EL BUEY Y EL ASNO
EN EL PESEBRE
La antigua fiesta de los cristianos no
es la navidad, sino la pascua: solamente la resurrección del Señor constituyó
el alumbramiento de una nueva vida y, así, el comienzo de la iglesia. Por eso
ya Ignacio de Antioquía (+ lo más tarde el 117 después de Cristo) llama
cristianos a quienes «no observan ya el sábado, sino que viven según el día del
Señor» 1: Ser cristiano significa vivir pascualmente a partir de la resurrección,
la cual es celebrada semanalmente en la festividad pascual del domingo. Que
Jesús nació el 25 de diciembre lo afirmó ya con seguridad por primera vez
Hipólito de Roma, en su comentario de Daniel, escrito más o menos en el año 204
después de Cristo; el investigador que trabaja en Basilea, Bo Reicke, basándose
en ciertos indicios, cree poder demostrar que ya Lucas en su evangelio
presupone el día 25 de diciembre como el día del nacimiento de Jesús: en ese
día se celebraba entonces la fiesta de la consagración del templo, establecida
por Judas Macabeo en el año 164 antes de Cristo, y la fecha natal de Jesús
simbolizaría de esta manera que, con él, como verdadera luz de Dios que irrumpe
en la noche del invierno, se operó realmente la consagración del templo, la
llegada de Dios a esta tierra. 2
I
Sea lo que fuere de esto, lo cierto es
que la verdadera figura que le corresponde la recibió la fiesta de navidad por
primera vez en el siglo IV, cuando arrumbó la festividad romana del Dios-Sol
invicto y presentó el nacimiento de Cristo como la victoria de la verdadera
luz; que en esta refundición de una fiesta pagana en una solemnidad cristiana
se tomaron asimismo antiguos elementos de la tradición judeo-cristiana, se hace
patente por las informaciones de Bo Reicke.

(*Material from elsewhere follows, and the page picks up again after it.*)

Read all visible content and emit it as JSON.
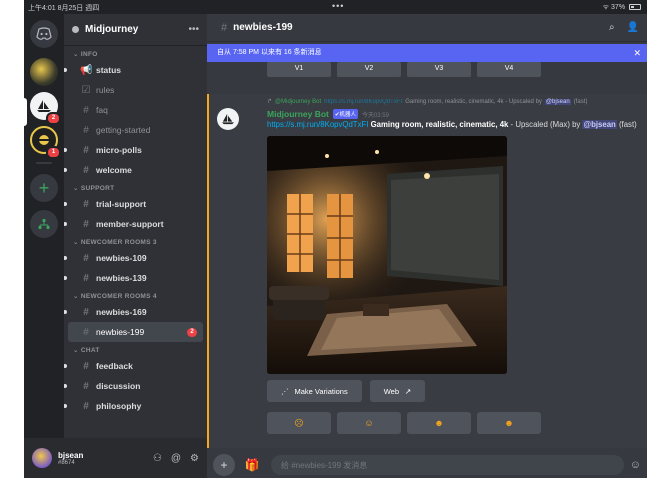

Sin embargo, el especial calor humano
que tanto nos conmueve en la fiesta de navidad y que incluso en los corazones
de la cristiandad ha sobrepujado a la pascua, se desarrolló por primera vez en
la edad media, y aquí fue Francisco de Asís el
que, partiendo de su profundo amor al hombre Jesús, hacia el Dios-con-nosotros,
contribuyó a introducir esta novedad. Su primer biógrafo, Tomás de Celano, nos
cuenta en su segunda biografía lo siguiente: «Más que ninguna otra fiesta
celebraba él la navidad con una alegría indescriptible. Él afirmaba que ésta
era la fiesta de las fiestas, pues en ese día Dios se hizo un niño pequeño y se
alimentó de leche del pecho de su madre, lo mismo que los demás niños.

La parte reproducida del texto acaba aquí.